When we consider what the economy looks like, what our society looks like and what our nation looks like after this crisis, it can't be a harsher version of Australia. It can't be a version of Australia where opportunities are harder for people to grasp. It can't be an Australia where there's a small group of people who find it easy to access opportunity and to get ahead, and more and more Australians who find it harder and harder and harder. This is not the vision of Australia that we on this side of the House will sign up to as we contemplate the recovery from this recession.

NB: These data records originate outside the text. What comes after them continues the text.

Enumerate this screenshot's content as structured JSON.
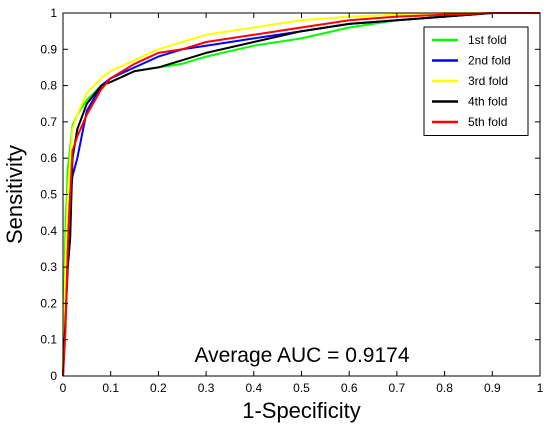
{
  "chart_data": {
    "type": "line",
    "title": "",
    "xlabel": "1-Specificity",
    "ylabel": "Sensitivity",
    "xlim": [
      0,
      1
    ],
    "ylim": [
      0,
      1
    ],
    "xticks": [
      "0",
      "0.1",
      "0.2",
      "0.3",
      "0.4",
      "0.5",
      "0.6",
      "0.7",
      "0.8",
      "0.9",
      "1"
    ],
    "yticks": [
      "0",
      "0.1",
      "0.2",
      "0.3",
      "0.4",
      "0.5",
      "0.6",
      "0.7",
      "0.8",
      "0.9",
      "1"
    ],
    "grid": false,
    "legend_position": "top-right",
    "annotation": "Average AUC = 0.9174",
    "series": [
      {
        "name": "1st fold",
        "color": "#00ff00",
        "x": [
          0,
          0.005,
          0.01,
          0.015,
          0.02,
          0.03,
          0.05,
          0.08,
          0.1,
          0.15,
          0.2,
          0.25,
          0.3,
          0.4,
          0.5,
          0.6,
          0.7,
          0.8,
          0.9,
          1.0
        ],
        "y": [
          0,
          0.4,
          0.57,
          0.63,
          0.69,
          0.72,
          0.76,
          0.8,
          0.81,
          0.84,
          0.85,
          0.86,
          0.88,
          0.91,
          0.93,
          0.96,
          0.98,
          0.99,
          1.0,
          1.0
        ]
      },
      {
        "name": "2nd fold",
        "color": "#0000ff",
        "x": [
          0,
          0.005,
          0.01,
          0.015,
          0.02,
          0.03,
          0.05,
          0.08,
          0.1,
          0.15,
          0.2,
          0.25,
          0.3,
          0.4,
          0.5,
          0.6,
          0.7,
          0.8,
          0.9,
          1.0
        ],
        "y": [
          0,
          0.2,
          0.38,
          0.5,
          0.55,
          0.6,
          0.73,
          0.8,
          0.82,
          0.85,
          0.88,
          0.9,
          0.91,
          0.93,
          0.95,
          0.97,
          0.98,
          0.99,
          1.0,
          1.0
        ]
      },
      {
        "name": "3rd fold",
        "color": "#ffff00",
        "x": [
          0,
          0.005,
          0.01,
          0.015,
          0.02,
          0.03,
          0.05,
          0.08,
          0.1,
          0.15,
          0.2,
          0.25,
          0.3,
          0.4,
          0.5,
          0.6,
          0.7,
          0.8,
          0.9,
          1.0
        ],
        "y": [
          0,
          0.3,
          0.5,
          0.6,
          0.68,
          0.72,
          0.78,
          0.82,
          0.84,
          0.87,
          0.9,
          0.92,
          0.94,
          0.96,
          0.98,
          0.99,
          0.995,
          1.0,
          1.0,
          1.0
        ]
      },
      {
        "name": "4th fold",
        "color": "#000000",
        "x": [
          0,
          0.005,
          0.01,
          0.015,
          0.02,
          0.03,
          0.05,
          0.08,
          0.1,
          0.15,
          0.2,
          0.25,
          0.3,
          0.4,
          0.5,
          0.6,
          0.7,
          0.8,
          0.9,
          1.0
        ],
        "y": [
          0,
          0.15,
          0.3,
          0.38,
          0.6,
          0.68,
          0.75,
          0.8,
          0.81,
          0.84,
          0.85,
          0.87,
          0.89,
          0.92,
          0.95,
          0.97,
          0.98,
          0.99,
          1.0,
          1.0
        ]
      },
      {
        "name": "5th fold",
        "color": "#ff0000",
        "x": [
          0,
          0.005,
          0.01,
          0.015,
          0.02,
          0.03,
          0.05,
          0.08,
          0.1,
          0.15,
          0.2,
          0.25,
          0.3,
          0.4,
          0.5,
          0.6,
          0.7,
          0.8,
          0.9,
          1.0
        ],
        "y": [
          0,
          0.12,
          0.35,
          0.5,
          0.62,
          0.66,
          0.72,
          0.79,
          0.82,
          0.86,
          0.89,
          0.9,
          0.92,
          0.94,
          0.96,
          0.98,
          0.99,
          0.995,
          1.0,
          1.0
        ]
      }
    ]
  }
}
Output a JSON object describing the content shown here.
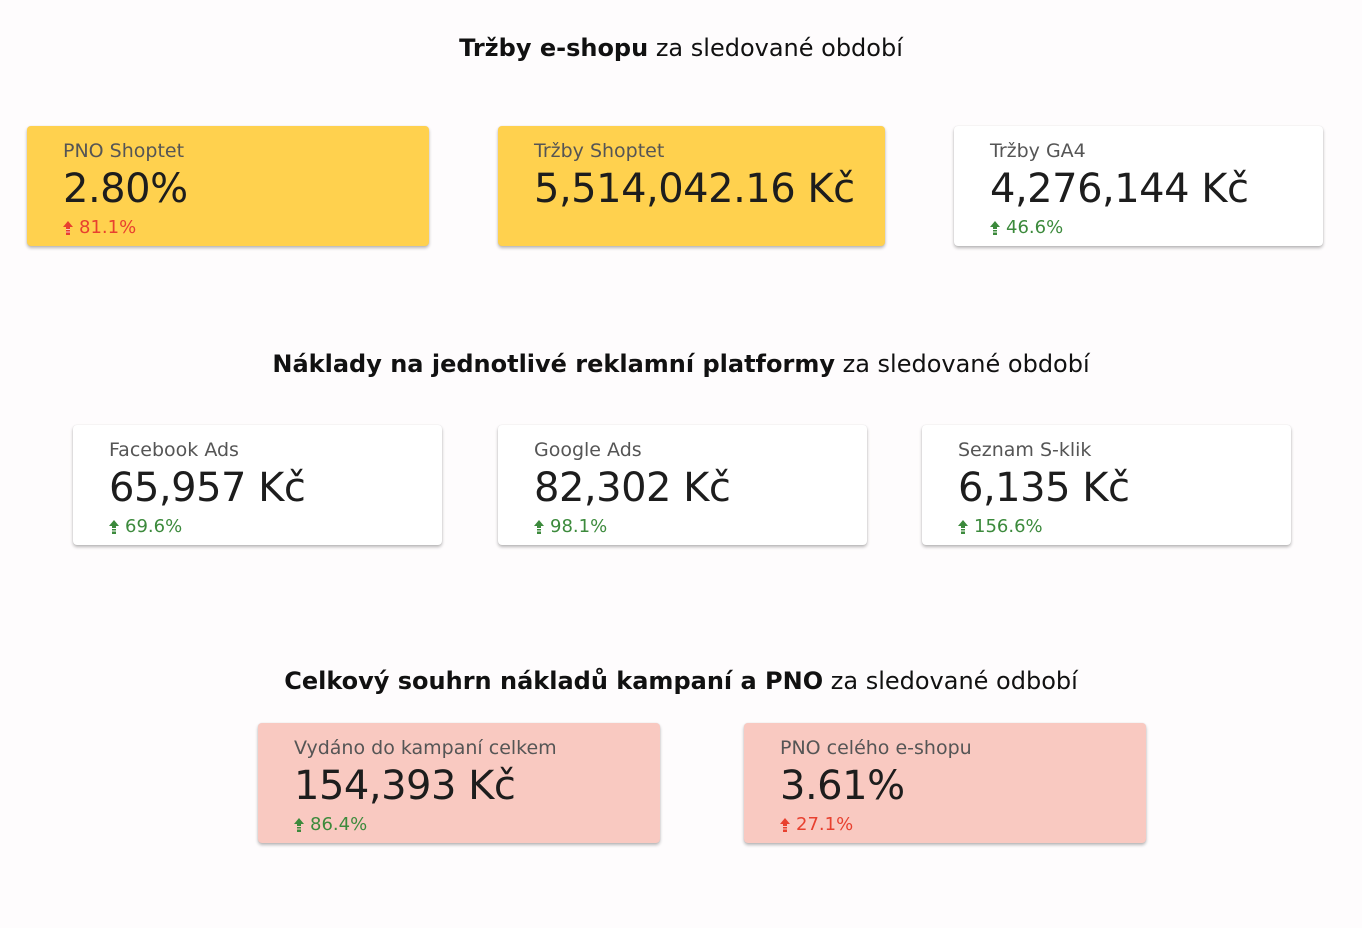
{
  "sections": [
    {
      "title_bold": "Tržby e-shopu",
      "title_rest": " za sledované období",
      "cards": [
        {
          "label": "PNO Shoptet",
          "value": "2.80%",
          "change": "81.1%",
          "change_color": "#e8402f",
          "bg": "#ffd14e"
        },
        {
          "label": "Tržby Shoptet",
          "value": "5,514,042.16 Kč",
          "change": "",
          "change_color": "",
          "bg": "#ffd14e"
        },
        {
          "label": "Tržby GA4",
          "value": "4,276,144 Kč",
          "change": "46.6%",
          "change_color": "#3c8a3c",
          "bg": "#ffffff"
        }
      ]
    },
    {
      "title_bold": "Náklady na jednotlivé reklamní platformy",
      "title_rest": " za sledované období",
      "cards": [
        {
          "label": "Facebook Ads",
          "value": "65,957 Kč",
          "change": "69.6%",
          "change_color": "#3c8a3c",
          "bg": "#ffffff"
        },
        {
          "label": "Google Ads",
          "value": "82,302 Kč",
          "change": "98.1%",
          "change_color": "#3c8a3c",
          "bg": "#ffffff"
        },
        {
          "label": "Seznam S-klik",
          "value": "6,135 Kč",
          "change": "156.6%",
          "change_color": "#3c8a3c",
          "bg": "#ffffff"
        }
      ]
    },
    {
      "title_bold": "Celkový souhrn nákladů kampaní a PNO",
      "title_rest": " za sledované odbobí",
      "cards": [
        {
          "label": "Vydáno do kampaní celkem",
          "value": "154,393 Kč",
          "change": "86.4%",
          "change_color": "#3c8a3c",
          "bg": "#f9c9c1"
        },
        {
          "label": "PNO celého e-shopu",
          "value": "3.61%",
          "change": "27.1%",
          "change_color": "#e8402f",
          "bg": "#f9c9c1"
        }
      ]
    }
  ],
  "icons": {
    "up": "arrow-up-icon"
  }
}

If we are to recover strongly we need to make sure that more people can access those opportunities and that more and more people have a stake in our national economic success, when that success returns. We have a lot to be proud of in this country, but one of the things we should be proudest of is how we provide those opportunities. We shouldn't be the type of society where your bank balance determines the type of education or the type of opportunities that you can access.
So we won't be supporting this bill. We have made that very clear; the member for Sydney and others have made that point with characteristic eloquence. We can't sign up to things that make it harder for people to get by and get ahead. We can't sign up to something which uses this recession, the first recession in three decades, the deepest and most damaging recession in our lifetime, as an excuse to make university life harder for people to access in this country.